As a physician practicing for over 40 years, I can’t comment on all opioid users or all prescribers, but I can comment on my own experience. Seven years ago, when I relocated to small rural community, I was faced with taking over 400 surprise narcotic patients. The more I thought about it, the more I became convinced that I could manage the challenge.
Since about half of these patients were in a nursing home, I thought I would tackle those people first because they probably hadn’t asked to be on opioids. After four months at the nursing home, I had reduced the opioid subscriptions by 200, halving what I started with. Next, I recruited two nurse practitioners to become certified in prescribing buprenorphine. Then I worked with the clinic receptionist to accept fewer new patients who were seeking opioids. Within one year, we had reduced the 400 opioid patients down to 50.
Some of the opioid patients were relatively new and easy to send back out of the practice. Yes, many patients were old farmers whose backs, knees and hips had given out, farmers who were not surgical candidates and could be maintained on a low, steady opioid dose. With the opioid meds, they could live in their own homes, do housework, make a garden, mow their grass, vacuum the floors, and repair their screen doors. These patients remained on a steady low dose of opioids and presented monthly for refills. This was a win-win for everybody. Because they remained active enough to remain at home, we saved the county lots of nursing home dollars and the patients were happier too.
There were, however, 50-year-old patients who had been on opioids for 20 or 30 years. Many of them had migrated to North Dakota from California and Kaiser Permanente. All I could do with these patients was to maintain them on the lowest doses possible and recognize that sometimes things are as good as they can get. Everybody who manages these patients knows how complex and difficult it can be. We have all seen sad situations where these meds are totally withdrawn and families disintegrate. There is a retreat to illegal drugs, food becomes scarce, windows are broken, heat is turned off, parents are arrested and put in jail, and children are taken away. It’s hard to say that such situations are an improvement over carefully metered opioid dosing.
Just sending these patients out of a practice to fend for themselves is neither a good nor a responsible idea. After five years, I had reduced the number of opioid patients from over 400 to 15, but that was as low as I could get the number of patients without participating in their demise. Getting some opioid patients to physically and emotionally withdraw from drugs is not a matter to be taken lightly. It can result in death. So, once we see them in the office, we have some responsibility to not participate in their deaths, one way or another, either by omission or commission.
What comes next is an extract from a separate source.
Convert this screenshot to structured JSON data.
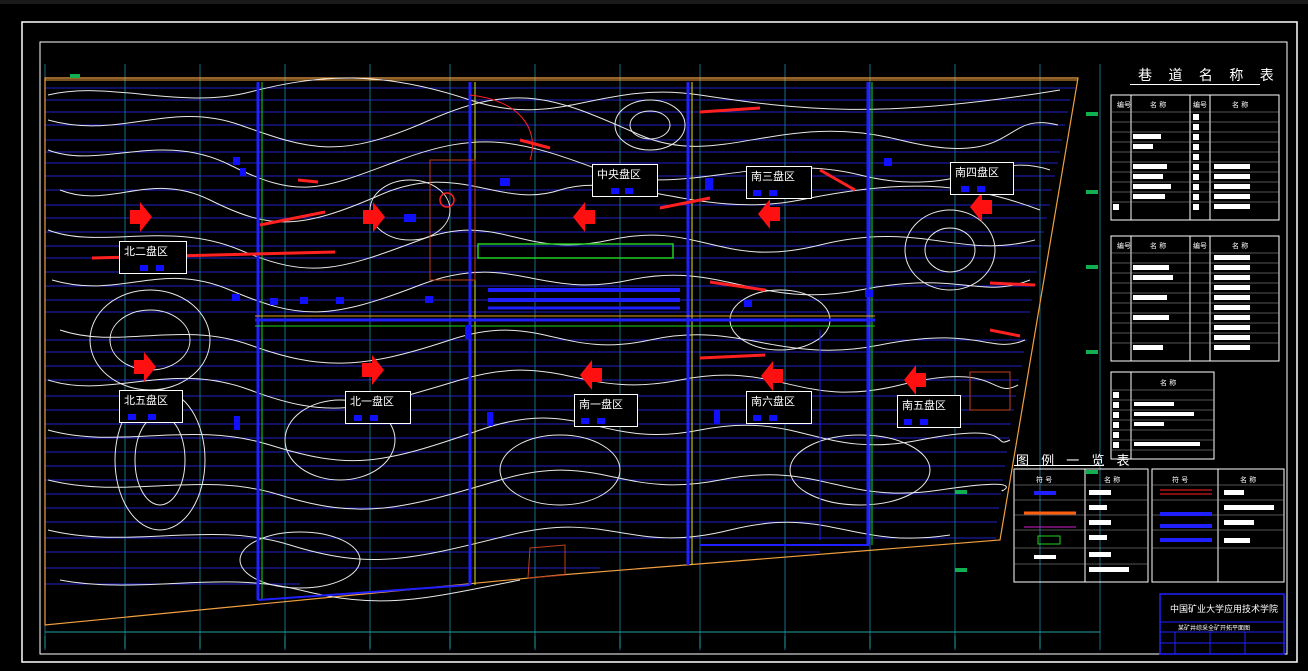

Enter a spiteful CEO who resented my inability to support some of his ideas. He knew how much work I had done to manage these patients responsibly, with neither too little nor too much medication. In his anger over my not doing his biddiing, he called the DEA, which seemed unable to notice that I had managed well the decrease of the 400 opioid patients to 15 with no deaths from over-medication or under-medication. In my experience with the DEA, it sees “criminals” under every bush. The DEA individual reviewing my opioid prescriptions, without telling me what he was concerned about or allowing me to respond to his concerns, took my DEA certificate. In his own words, “We can do this the easy way or the hard way.” Knowing the propensity of the DEA to slash and burn, I quietly gave in.
Unfortunately, within four months, a 33-year-old childhood onset diabetic and a 38-year-old lady with disseminated intravascular coagulation (DIC) died at home. I had successfully managed these patient’s medical problems for six years. It’s hard to say that these patients are better off after having been “rescued” by the DEA. The actions of the DEA are the proximate cause of these two deaths. Unfortunately, there is no fiduciary responsibility for the DEA and no way to hold the DEA responsible for what is essentially death by failure to treat.
All responsible providers know that patients on opioids can die from treatment or from lack of treatment. One way or another, we as physicians can step on a legal or ethical landmine. Knowing that, we try to stay in the middle. The false dilemma comes from the false assumption that there is some kind of magical connection between prescribing opioids responsibly and the use of illegal opioids. In my experience if people can get legal opioids, they will not seek illegal drugs.
We all know that street drugs kill, but to my knowledge, no one has looked at the fact that the lack of legal drugs can lead to death. At least with legal drugs, we can help prevent patients moving on to illegal drugs which can contain all kinds of contaminants, including fentanyl.
In my over 40 years of managing patients with opioid use, I had had no patient deaths until I could no longer treat my patients with carefully monitored legal opioids.